Robert didn’t move his arm away. He just kept staring at me.
Shit,
I thought,
he’s going to lean in for a kiss.
I broke the gaze and moved my head so that I was staring straight ahead at the cinema screen, sternly. It was unprofessional to even consider making out with a research subject. Robert sighed and tried to pretend nothing had happened.
***
As we were leaving the cinema an uneasy silence fell between us. Robert walked along the footpath with his hands in his pockets, staring down at the ground.
A kid on a skateboard flew past him, almost knocking him right over. “Shouldn’t he be in school?” Rob muttered, as he composed himself and regained his footing.
I thought back to my long gone days as a student at Nelson Bay High School and thanked the gods they were over, as I glanced up at the sky.
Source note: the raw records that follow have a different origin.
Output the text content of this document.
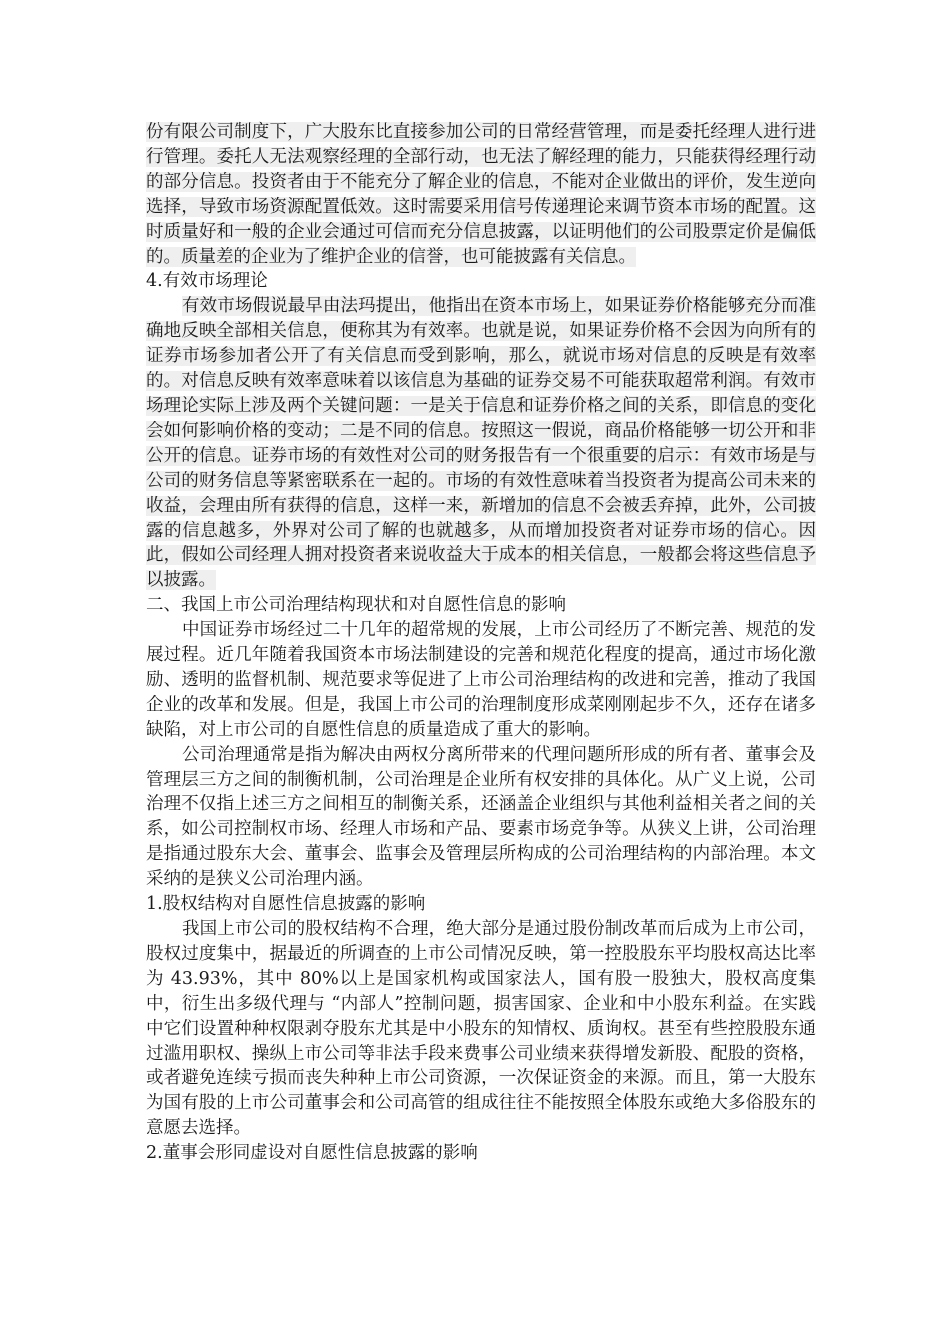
份有限公司制度下，广大股东比直接参加公司的日常经营管理，而是委托经理人进行进行管理。委托人无法观察经理的全部行动，也无法了解经理的能力，只能获得经理行动的部分信息。投资者由于不能充分了解企业的信息，不能对企业做出的评价，发生逆向选择，导致市场资源配置低效。这时需要采用信号传递理论来调节资本市场的配置。这时质量好和一般的企业会通过可信而充分信息披露，以证明他们的公司股票定价是偏低的。质量差的企业为了维护企业的信誉，也可能披露有关信息。

4.有效市场理论

有效市场假说最早由法玛提出，他指出在资本市场上，如果证券价格能够充分而准确地反映全部相关信息，便称其为有效率。也就是说，如果证券价格不会因为向所有的证券市场参加者公开了有关信息而受到影响，那么，就说市场对信息的反映是有效率的。对信息反映有效率意味着以该信息为基础的证券交易不可能获取超常利润。有效市场理论实际上涉及两个关键问题：一是关于信息和证券价格之间的关系，即信息的变化会如何影响价格的变动；二是不同的信息。按照这一假说，商品价格能够一切公开和非公开的信息。证券市场的有效性对公司的财务报告有一个很重要的启示：有效市场是与公司的财务信息等紧密联系在一起的。市场的有效性意味着当投资者为提高公司未来的收益，会理由所有获得的信息，这样一来，新增加的信息不会被丢弃掉，此外，公司披露的信息越多，外界对公司了解的也就越多，从而增加投资者对证券市场的信心。因此，假如公司经理人拥对投资者来说收益大于成本的相关信息，一般都会将这些信息予以披露。

二、我国上市公司治理结构现状和对自愿性信息的影响

中国证券市场经过二十几年的超常规的发展，上市公司经历了不断完善、规范的发展过程。近几年随着我国资本市场法制建设的完善和规范化程度的提高，通过市场化激励、透明的监督机制、规范要求等促进了上市公司治理结构的改进和完善，推动了我国企业的改革和发展。但是，我国上市公司的治理制度形成菜刚刚起步不久，还存在诸多缺陷，对上市公司的自愿性信息的质量造成了重大的影响。

公司治理通常是指为解决由两权分离所带来的代理问题所形成的所有者、董事会及管理层三方之间的制衡机制，公司治理是企业所有权安排的具体化。从广义上说，公司治理不仅指上述三方之间相互的制衡关系，还涵盖企业组织与其他利益相关者之间的关系，如公司控制权市场、经理人市场和产品、要素市场竞争等。从狭义上讲，公司治理是指通过股东大会、董事会、监事会及管理层所构成的公司治理结构的内部治理。本文采纳的是狭义公司治理内涵。

1.股权结构对自愿性信息披露的影响

我国上市公司的股权结构不合理，绝大部分是通过股份制改革而后成为上市公司，股权过度集中，据最近的所调查的上市公司情况反映，第一控股股东平均股权高达比率为 43.93%，其中 80%以上是国家机构或国家法人，国有股一股独大，股权高度集中，衍生出多级代理与 “内部人”控制问题，损害国家、企业和中小股东利益。在实践中它们设置种种权限剥夺股东尤其是中小股东的知情权、质询权。甚至有些控股股东通过滥用职权、操纵上市公司等非法手段来费事公司业绩来获得增发新股、配股的资格，或者避免连续亏损而丧失种种上市公司资源，一次保证资金的来源。而且，第一大股东为国有股的上市公司董事会和公司高管的组成往往不能按照全体股东或绝大多俗股东的意愿去选择。

2.董事会形同虚设对自愿性信息披露的影响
A rainbow had formed — almost a double rainbow in fact —
framing the still grey clouds behind it. I remembered that it would technically be spring the following week, and the thought cheered me up somewhat. I skipped ahead to keep up with Robert, who was a much faster walker than I was. I threw him an apologetic smile as I caught up to him, hoping there would be no need to discuss what had happened — or almost happened — in the movie theatre. I felt guilty about the situation.